Reforma policial ajudou a reduzir crimes
Apesar de estudarem no bairro
que já foi tido como um dos mais violentos do mundo, os alunos da Escola
Estadual José Lins do Rego, no Jardim Ângela, periferia de São Paulo —
com 1.765 alunos, dos quais 126 beneficiários do Bolsa Família —, dizem
que os assaltos e brigas de gangues, por exemplo, estão no passado.
— Os usuários de drogas entravam na escola o tempo todo — conta Ana Clara da Silva, de 17 anos, aluna do ensino médio.
— Antes, você estava dando aula e tinha gente vigiando pela janela — diz a diretora Rosângela Karam.
Um dos principais pesquisadores
do país sobre Bolsa Família, Rodolfo Hoffmann, professor de Economia da
Unicamp, elogia o estudo da PUC-Rio:
— Há ali evidências de que a
expansão do programa contribuiu para reduzir principalmente os crimes
com motivação econômica — diz. — De 20% a 25% da redução da desigualdade
no país podem ser atribuídos ao programa; mas há mais fatores, como
maior valor real do salário mínimo e maior escolaridade.
Professora da Pós-Graduação em
Economia da PUC-SP, Rosa Maria Marques também lembra que a redução de
desigualdade não pode ser atribuída apenas ao Bolsa Família:
— Também houve aumento do
emprego e da renda da população. E creio que a mudança na interação
social dos jovens beneficiados contou muito.

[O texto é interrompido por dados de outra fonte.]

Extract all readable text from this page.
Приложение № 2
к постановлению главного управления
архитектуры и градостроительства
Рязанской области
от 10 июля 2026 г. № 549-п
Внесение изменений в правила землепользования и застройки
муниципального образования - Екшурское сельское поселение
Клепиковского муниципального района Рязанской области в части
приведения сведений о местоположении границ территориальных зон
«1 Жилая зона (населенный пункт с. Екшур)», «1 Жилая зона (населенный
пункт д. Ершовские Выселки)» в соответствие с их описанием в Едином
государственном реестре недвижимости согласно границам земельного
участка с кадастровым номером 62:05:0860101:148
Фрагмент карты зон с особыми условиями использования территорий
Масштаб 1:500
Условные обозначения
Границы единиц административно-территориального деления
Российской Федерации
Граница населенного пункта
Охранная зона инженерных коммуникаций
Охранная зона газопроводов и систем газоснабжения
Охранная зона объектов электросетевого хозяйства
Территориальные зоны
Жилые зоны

Do Laboratório de Análise da
Violência da Uerj, o professor Ignácio Cano concorda com a relação entre
redução da desigualdade e queda da violência:
— Muitos estudos comparando dados internacionais já apontaram que onde cai desigualdade cai criminalidade.
Mas são as outras razões para a
criminalidade que chamam a atenção de Michel Misse, coordenador do
Núcleo de Estudos da Cidadania, Conflito e Violência Urbana da UFRJ.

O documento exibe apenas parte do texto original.